La classe est un groupe et, comme tout groupe, elle a une dynamique qui lui est propre, de par la place que prend chacun et les relations qui s’établissent entre ses membres. L’enseignant en est le « chef » officiel de par son statut qui lui confère une place spécifique, mais, entre les élèves, se trament aussi des rapports de pouvoir, de rivalité, de soutien ou de coopération qui ont un impact sur le climat de la classe et sur les apprentissages.

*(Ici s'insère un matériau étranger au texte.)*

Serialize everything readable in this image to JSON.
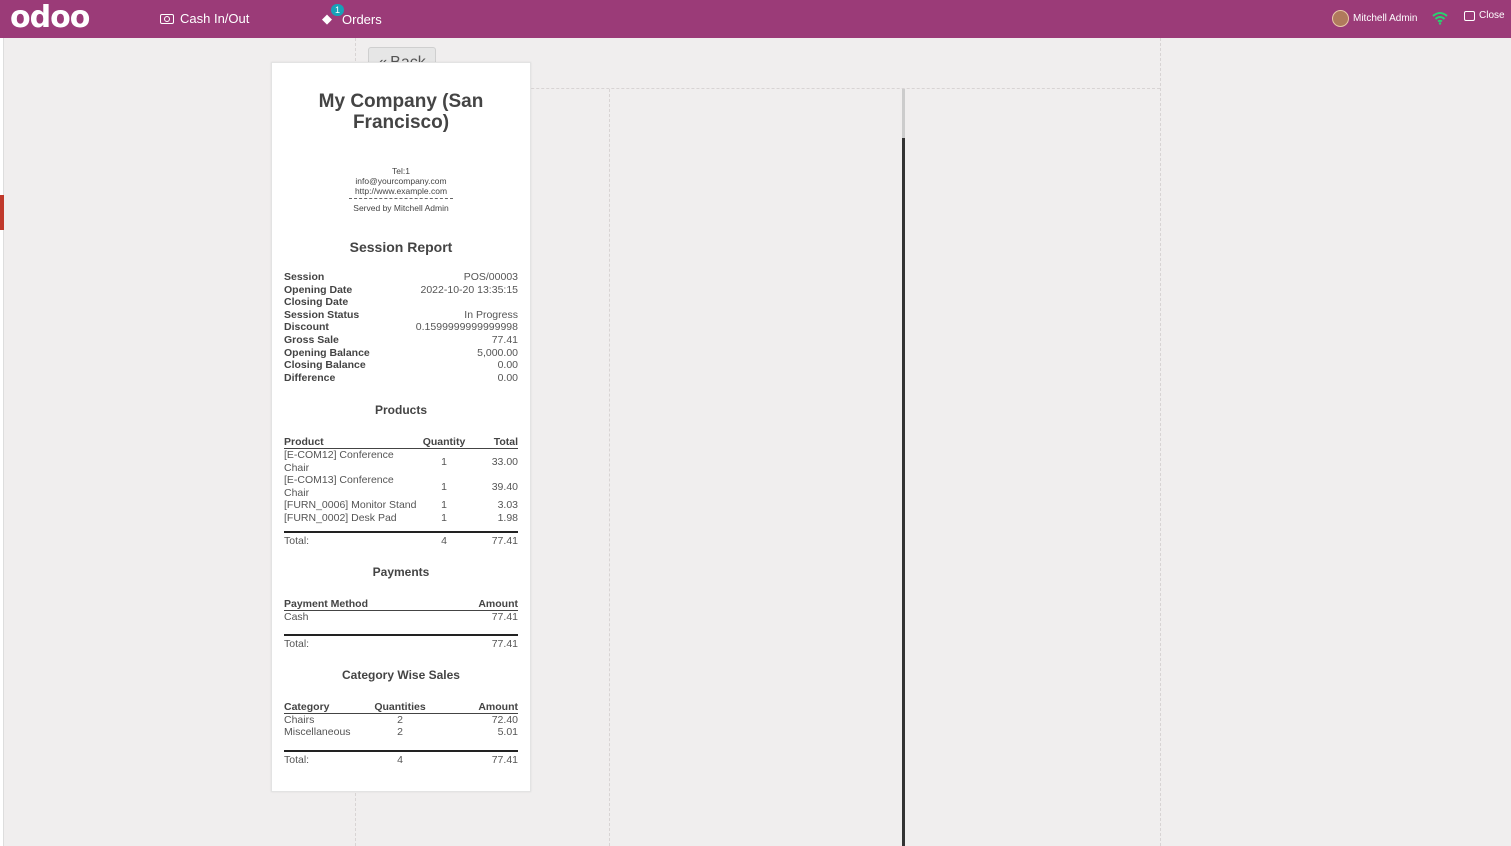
{
  "navbar": {
    "logo": "odoo",
    "cash_label": "Cash In/Out",
    "orders_label": "Orders",
    "orders_badge": "1",
    "user_name": "Mitchell Admin",
    "close_label": "Close",
    "bg_color": "#9b3b78"
  },
  "back_label": "Back",
  "receipt": {
    "company": "My Company (San Francisco)",
    "tel": "Tel:1",
    "email": "info@yourcompany.com",
    "website": "http://www.example.com",
    "served_by": "Served by Mitchell Admin",
    "report_title": "Session Report",
    "summary": [
      {
        "key": "Session",
        "value": "POS/00003"
      },
      {
        "key": "Opening Date",
        "value": "2022-10-20 13:35:15"
      },
      {
        "key": "Closing Date",
        "value": ""
      },
      {
        "key": "Session Status",
        "value": "In Progress"
      },
      {
        "key": "Discount",
        "value": "0.1599999999999998"
      },
      {
        "key": "Gross Sale",
        "value": "77.41"
      },
      {
        "key": "Opening Balance",
        "value": "5,000.00"
      },
      {
        "key": "Closing Balance",
        "value": "0.00"
      },
      {
        "key": "Difference",
        "value": "0.00"
      }
    ],
    "products": {
      "title": "Products",
      "headers": [
        "Product",
        "Quantity",
        "Total"
      ],
      "rows": [
        {
          "name": "[E-COM12] Conference Chair",
          "qty": "1",
          "total": "33.00"
        },
        {
          "name": "[E-COM13] Conference Chair",
          "qty": "1",
          "total": "39.40"
        },
        {
          "name": "[FURN_0006] Monitor Stand",
          "qty": "1",
          "total": "3.03"
        },
        {
          "name": "[FURN_0002] Desk Pad",
          "qty": "1",
          "total": "1.98"
        }
      ],
      "total_label": "Total:",
      "total_qty": "4",
      "total_amount": "77.41"
    },
    "payments": {
      "title": "Payments",
      "headers": [
        "Payment Method",
        "Amount"
      ],
      "rows": [
        {
          "method": "Cash",
          "amount": "77.41"
        }
      ],
      "total_label": "Total:",
      "total_amount": "77.41"
    },
    "categories": {
      "title": "Category Wise Sales",
      "headers": [
        "Category",
        "Quantities",
        "Amount"
      ],
      "rows": [
        {
          "name": "Chairs",
          "qty": "2",
          "amount": "72.40"
        },
        {
          "name": "Miscellaneous",
          "qty": "2",
          "amount": "5.01"
        }
      ],
      "total_label": "Total:",
      "total_qty": "4",
      "total_amount": "77.41"
    }
  }
}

Il y a déjà une centaine d’années, des pédagogies qu’on continue d’appeler nouvelles ( !) avaient déjà pressenti l’importance des relations entre élèves sur les apprentissages mais sans pour autant arriver à influencer la formation des enseignants dans ce sens. Il a fallu attendre que la violence se développe dans l’école pour qu’on commence à braquer les projecteurs sur les relations entre élèves.
Le premier constat qui a pu être fait concerne l’impact des brutalités ou harcèlements entre élèves sur leur développement psychique et intellectuel. Si un élève a peur, il lui est difficile de s’ouvrir aux apprentissages car, comme l’explique A. Giordan, apprendre nécessite de se remettre en question et requiert donc un climat de confiance et de sécurité. Les peurs de l’élève sont nombreuses, des peurs liées aux apprentissages (peur de ne pas savoir, peur de se tromper, peur de ne pas comprendre…), qui sont en fait liées au regard des autres (peur de passer pour un nul, peur qu’on se moque de lui, peur d’être rejeté, peur d’être blessé…). Ces peurs génèrent des réactions de méfiance et de fermeture destinées à se protéger en cas de danger et mobilisent une énergie qui se marrie mal avec une attitude réceptive et ouverte aux apprentissages.

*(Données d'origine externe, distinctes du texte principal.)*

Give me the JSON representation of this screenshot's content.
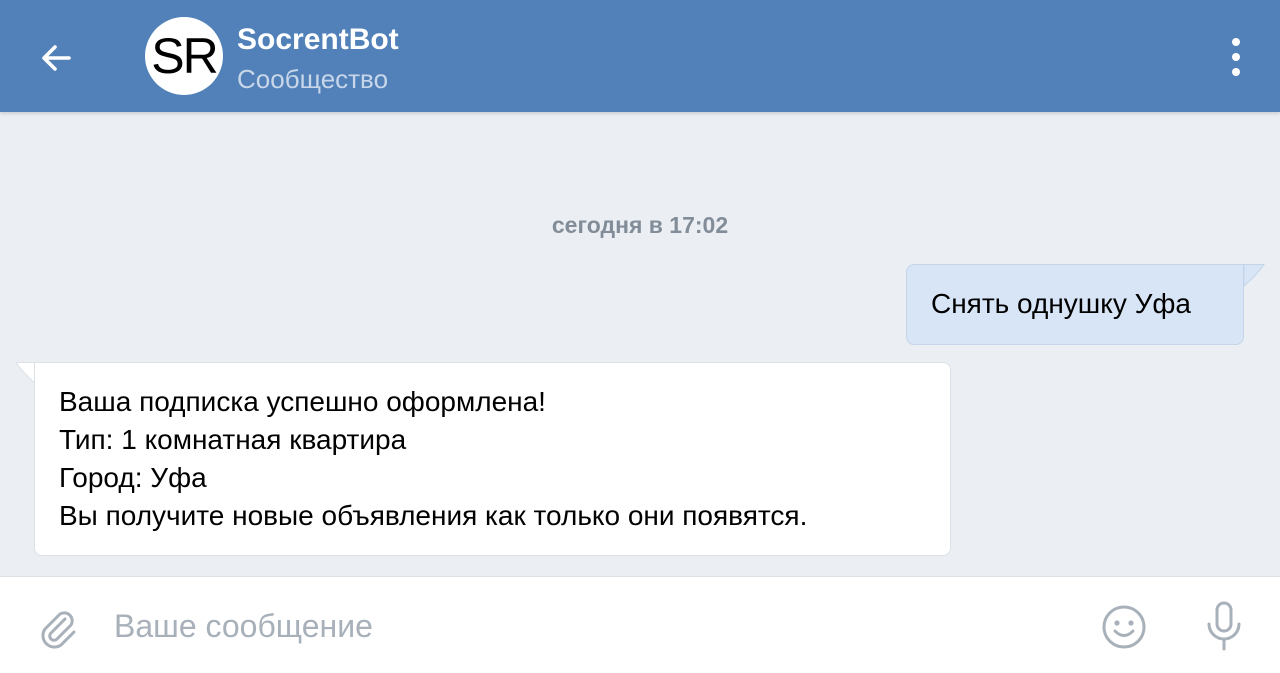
{
  "header": {
    "title": "SocrentBot",
    "subtitle": "Сообщество",
    "avatar_text": "SR",
    "background_color": "#5181b8",
    "back_icon": "arrow-left-icon",
    "menu_icon": "more-vertical-icon"
  },
  "chat": {
    "date_separator": "сегодня в 17:02",
    "background_color": "#ebeff3",
    "messages": [
      {
        "direction": "outgoing",
        "lines": [
          "Снять однушку Уфа"
        ],
        "bubble_color": "#d8e5f6"
      },
      {
        "direction": "incoming",
        "lines": [
          "Ваша подписка успешно оформлена!",
          "Тип: 1 комнатная квартира",
          "Город: Уфа",
          "Вы получите новые объявления как только они появятся."
        ],
        "bubble_color": "#ffffff"
      }
    ]
  },
  "composer": {
    "placeholder": "Ваше сообщение",
    "attach_icon": "paperclip-icon",
    "emoji_icon": "smiley-icon",
    "mic_icon": "microphone-icon"
  }
}
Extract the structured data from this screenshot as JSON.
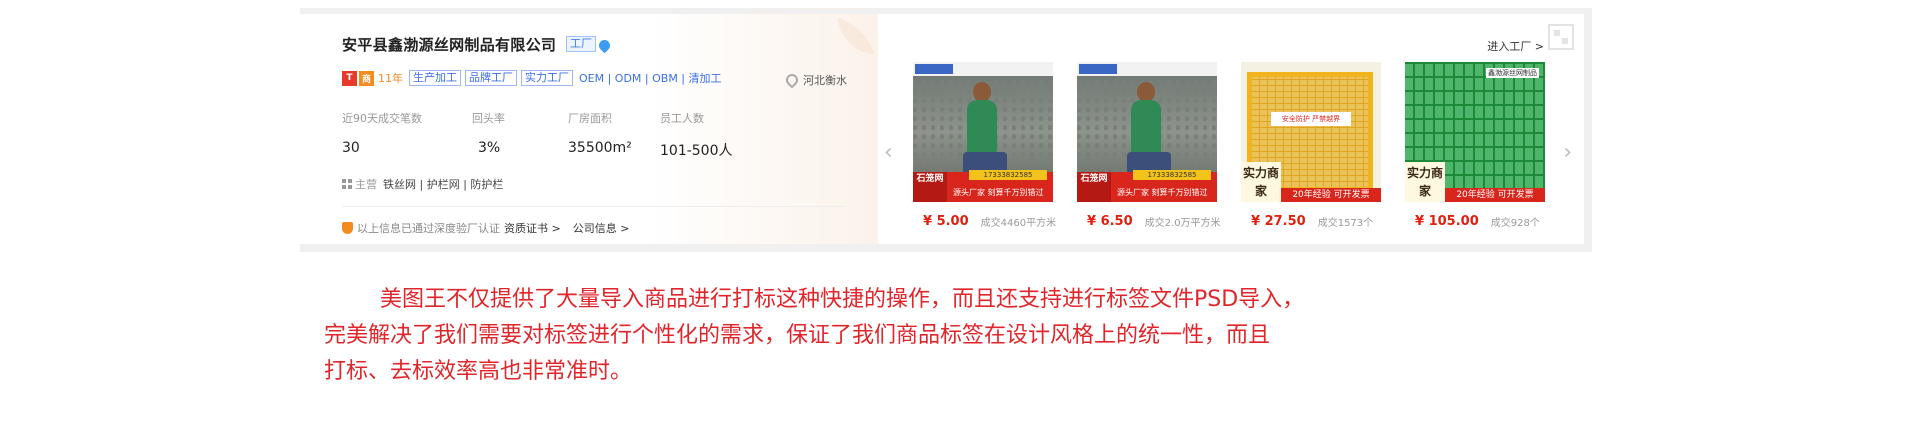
{
  "company": {
    "name": "安平县鑫渤源丝网制品有限公司",
    "factory_tag": "工厂",
    "badge_1": "T",
    "badge_2": "商",
    "years": "11年",
    "tags": [
      "生产加工",
      "品牌工厂",
      "实力工厂"
    ],
    "oem_line": "OEM | ODM | OBM | 清加工",
    "location": "河北衡水",
    "stats": [
      {
        "label": "近90天成交笔数",
        "value": "30"
      },
      {
        "label": "回头率",
        "value": "3%"
      },
      {
        "label": "厂房面积",
        "value": "35500m²"
      },
      {
        "label": "员工人数",
        "value": "101-500人"
      }
    ],
    "main_label": "主营",
    "main_products": "铁丝网 | 护栏网 | 防护栏",
    "verify_text": "以上信息已通过深度验厂认证",
    "link_cert": "资质证书 >",
    "link_info": "公司信息 >"
  },
  "products_panel": {
    "enter_factory": "进入工厂 >",
    "arrow_left": "‹",
    "arrow_right": "›",
    "items": [
      {
        "price": "¥ 5.00",
        "sold": "成交4460平方米",
        "img_logo": "石笼网",
        "img_text": "源头厂家 刻算千万别错过",
        "img_phone": "17333832585"
      },
      {
        "price": "¥ 6.50",
        "sold": "成交2.0万平方米",
        "img_logo": "石笼网",
        "img_text": "源头厂家 刻算千万别错过",
        "img_phone": "17333832585"
      },
      {
        "price": "¥ 27.50",
        "sold": "成交1573个",
        "img_badge": "实力商家",
        "img_bar": "20年经验 可开发票",
        "img_sign": "安全防护 严禁越界"
      },
      {
        "price": "¥ 105.00",
        "sold": "成交928个",
        "img_badge": "实力商家",
        "img_bar": "20年经验 可开发票",
        "img_top": "鑫渤源丝网制品"
      }
    ]
  },
  "paragraph": {
    "line1": "美图王不仅提供了大量导入商品进行打标这种快捷的操作，而且还支持进行标签文件PSD导入，",
    "line2": "完美解决了我们需要对标签进行个性化的需求，保证了我们商品标签在设计风格上的统一性，而且",
    "line3": "打标、去标效率高也非常准时。"
  },
  "colors": {
    "accent_red": "#e0262b",
    "price_red": "#e0210f",
    "tag_blue": "#3b6fe6",
    "orange": "#f58a1f"
  }
}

Les enseignants cherchent à imiter cet impact négatif des relations entre élèves en posant des règles et en sanctionnant les comportements gênants. Une grande partie de leur énergie est focalisée sur les quelques élèves qui perturbent la classe ; ils cherchent à les faire évoluer, ou tout du moins à neutraliser leurs comportements sans nécessairement y arriver… Pire que cela, cette focalisation quasi permanente sur les élèves qui posent problème  leur donnent du poids et de la valeur puisque ce sont ceux dont on parle et dont on s’occupe… Le reste de la classe, ceux qui vont à peu près bien ou qui ont des problématiques plus intériorisées, sont alors moins soutenus et accompagnés…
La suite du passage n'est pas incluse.